This case history is an exemplary illustration of how the development of modern neuroimmunological diagnostics can enable us to understand, classify and treat conditions in the borderlands of neurology and psychiatry. The delineation of the border between these two disciplines has an interesting and alternating history. Having had a large common arena in which the neurologist Sigmund Freud (1856 – 1939) established the basis for a new understanding of psychiatry, the disciplines have developed in different directions, where two quite different cultures have sometimes had problems in understanding each other’s dynamics. The knowledge explosion in clinical neurobiology in recent years has again merged important aspects of the disciplines, so that today neuropsychiatry is one of the areas where our enhanced insight into pathophysiology means that «there are precise diagnostics and in many cases effective treatment» as the authors of the article put it. Suspicions of an organic cause can be confirmed with increasing frequency.
Encephalitis – inflammation of the brain – is a classic example of a neurological disease that is often accompanied by «psychiatric» symptoms such as behavioural changes, aggression and even delusions. It will often involve viral infections, the agents of which can increasingly be identified in practical clinical work with microbiological or immunological diagnostics. These infections are characterised by cerebrospinal fluid findings with a moderately raised total protein level (< 1.5 g/l), moderate pleocytosis and normal glucose level, as in the patient described. A PCR test will often be able to identify the specific microorganism. A pathological EEG pattern can be seen in 90 % of encephalitis cases in children, while diagnostic imaging is less sensitive (1).

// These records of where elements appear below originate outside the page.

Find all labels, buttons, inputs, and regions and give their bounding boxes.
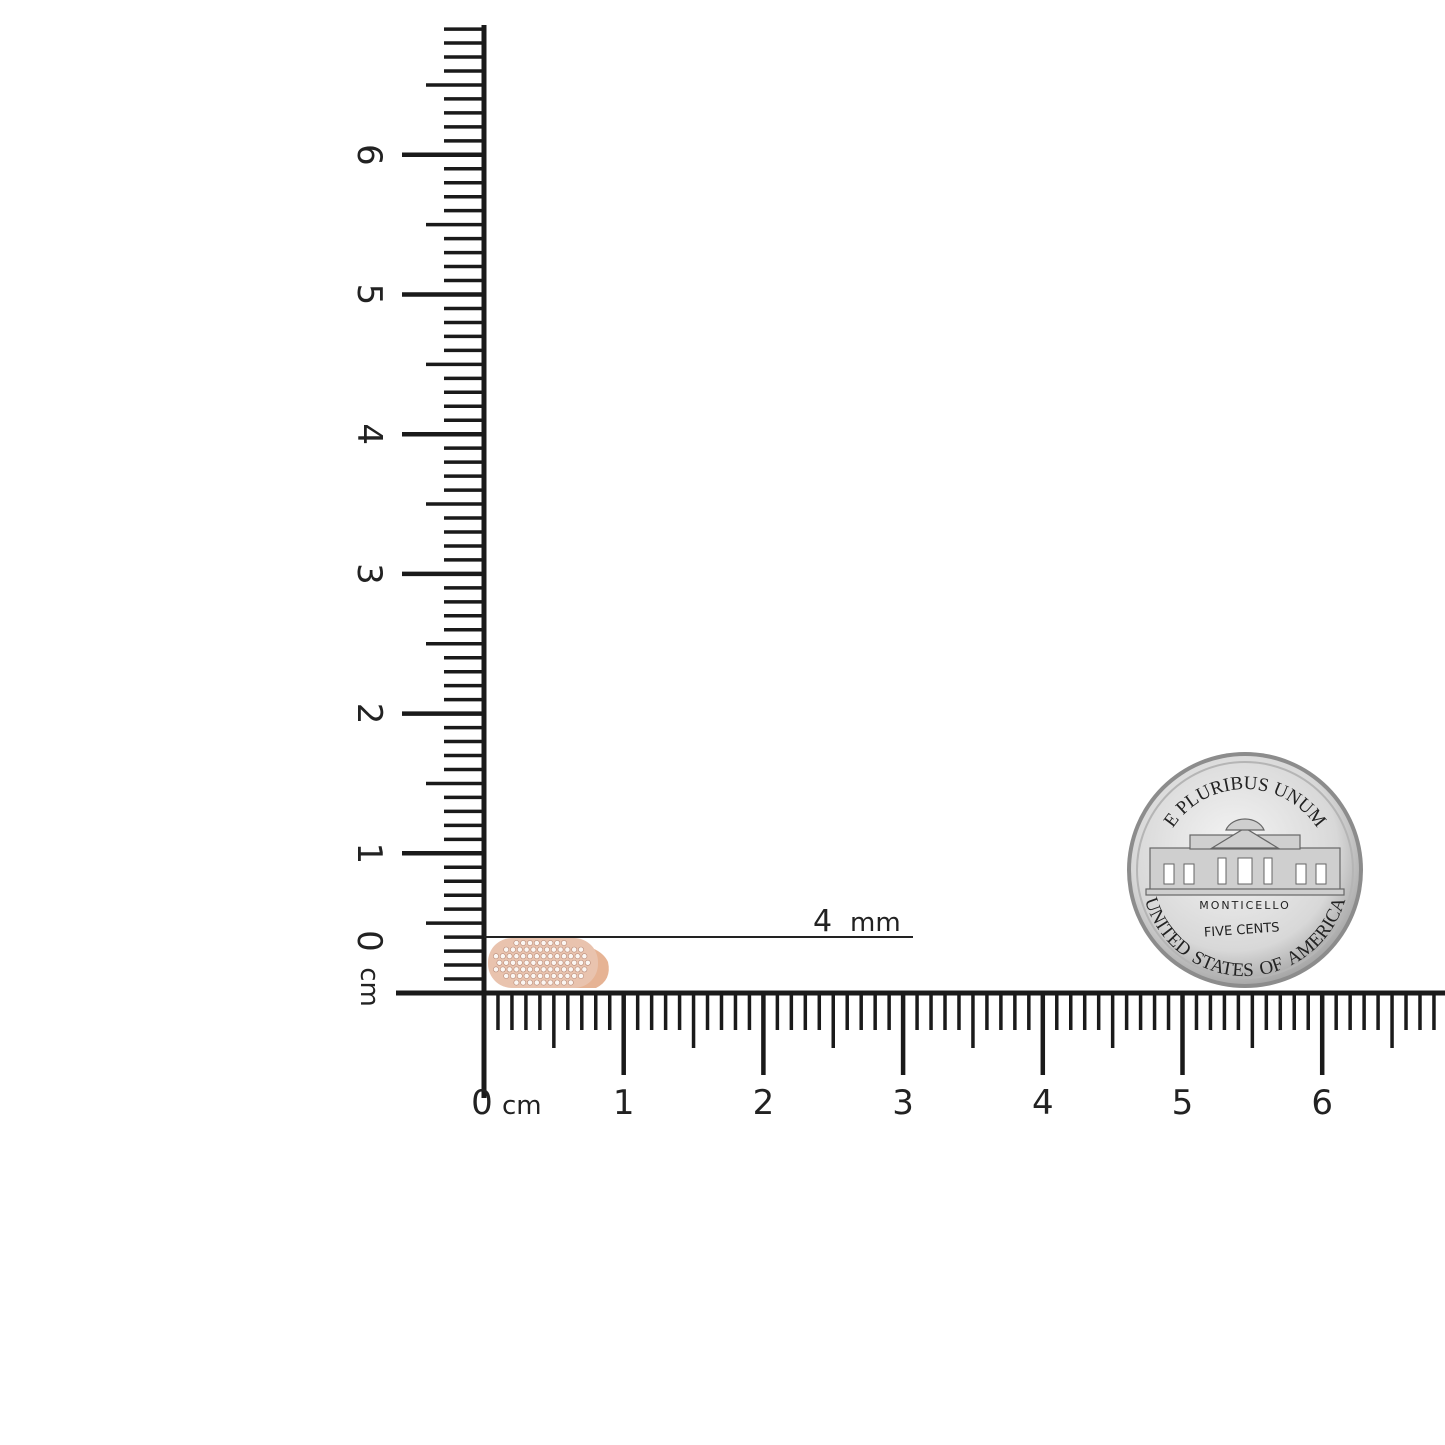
horizontal-label: 0 [471, 1083, 493, 1123]
horizontal-ruler-labels: 0 1 2 3 4 5 6 cm [471, 1083, 1333, 1123]
coin-building-text: MONTICELLO [1199, 899, 1291, 912]
vertical-label: 1 [349, 842, 389, 864]
vertical-label: 4 [349, 423, 389, 445]
ring-image [488, 938, 609, 988]
vertical-label: 2 [349, 703, 389, 725]
horizontal-label: 4 [1032, 1083, 1054, 1123]
nickel-coin-image: E PLURIBUS UNUM MONTICELLO FIVE CENTS UN… [1127, 752, 1363, 988]
vertical-label: 3 [349, 563, 389, 585]
vertical-label: 5 [349, 284, 389, 306]
horizontal-label: 3 [892, 1083, 914, 1123]
vertical-unit-label: cm [354, 967, 384, 1007]
horizontal-label: 5 [1172, 1083, 1194, 1123]
horizontal-label: 2 [753, 1083, 775, 1123]
measurement-unit: mm [850, 908, 901, 938]
vertical-label: 6 [349, 144, 389, 166]
coin-value-text: FIVE CENTS [1203, 920, 1280, 940]
horizontal-unit-label: cm [502, 1091, 542, 1121]
ruler-ticks [396, 27, 1436, 1098]
horizontal-label: 1 [613, 1083, 635, 1123]
measurement-value: 4 [813, 904, 832, 939]
vertical-ruler-labels: 0 1 2 3 4 5 6 cm [349, 144, 389, 1007]
vertical-label: 0 [349, 930, 389, 952]
horizontal-label: 6 [1311, 1083, 1333, 1123]
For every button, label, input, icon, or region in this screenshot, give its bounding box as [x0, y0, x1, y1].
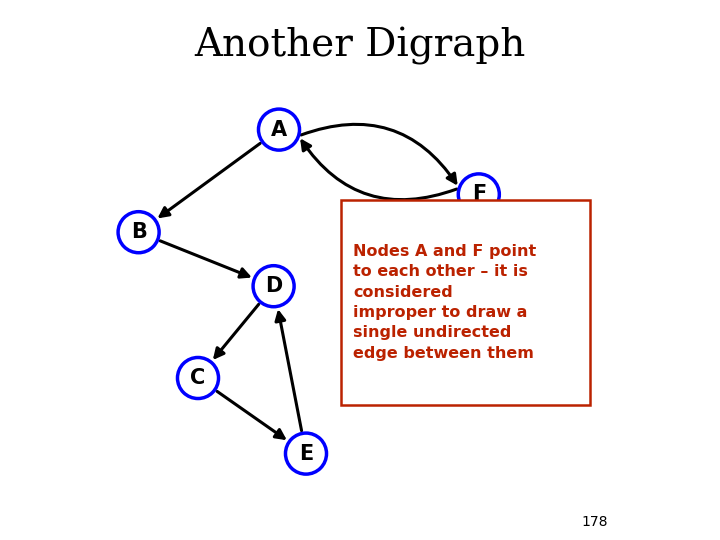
FancyArrowPatch shape [301, 124, 456, 183]
Text: D: D [265, 276, 282, 296]
FancyArrowPatch shape [160, 143, 260, 217]
Circle shape [459, 174, 500, 215]
FancyBboxPatch shape [341, 200, 590, 405]
Circle shape [253, 266, 294, 307]
Circle shape [177, 357, 219, 399]
Circle shape [118, 212, 159, 253]
FancyArrowPatch shape [215, 304, 258, 357]
Circle shape [285, 433, 327, 474]
Circle shape [258, 109, 300, 150]
Text: E: E [299, 443, 313, 464]
Text: A: A [271, 119, 287, 140]
Text: 178: 178 [582, 515, 608, 529]
FancyArrowPatch shape [161, 241, 249, 277]
Text: Another Digraph: Another Digraph [194, 27, 526, 65]
Text: Nodes A and F point
to each other – it is
considered
improper to draw a
single u: Nodes A and F point to each other – it i… [353, 244, 536, 361]
FancyArrowPatch shape [217, 392, 284, 438]
Text: F: F [472, 184, 486, 205]
Text: B: B [130, 222, 147, 242]
Text: C: C [190, 368, 206, 388]
FancyArrowPatch shape [276, 313, 302, 431]
FancyArrowPatch shape [302, 141, 456, 200]
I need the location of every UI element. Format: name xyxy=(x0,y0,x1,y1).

Autoimmune encephalitis is less commonly recognised in an everyday clinical context, and will often be a sign of an underlying malignant condition, paraneoplastic encephalitis. The most common clinical pictures are limbic encephalitis, as mentioned by the authors, and brainstem encephalitis. The former is characterised by cognitive dysfunction, seizures and psychiatric symptoms, and lung cancer is identified in over half of these patients (2). An EEG shows pathological changes in all of them, and an MR scan shows pathological conditions in the temporal lobe in more than 80 %.
Treatment of autoimmune encephalitis depends on the underlying antibodies; in all cases, oncological treatment of the identified cancer is a cornerstone. For antibodies against intraneural proteins, T-cell suppression (cyclophosphamide, cyclosporine) is of prime importance, while steroids, intravenous immunoglobulin or plasmapheresis are recommended for antibodies against synaptic proteins, for which encephalitis with NMDA receptor antibodies is the best-researched variant (3). It is uncertain whether the improvement of the patient concerned in week 9 was an immediate effect of plasma exchange or a delayed effect of the treatment with immunoglobulin that was completed two weeks earlier. These forms of treatment are probably of equal value in terms of their effect. The authors do not mention which type of immunosuppression should be continued after initial treatment is completed, but azathioprine or mycophenolate mofetil are recommended (4).
In modern neurological diagnostics, MR has long since overtaken EEG for diseases of the brain other than epilepsy. However, this case history is a cogent illustration that functional examinations such as EEG still clearly have a role to play for encephalitis and other conditions where neurology meets psychiatry.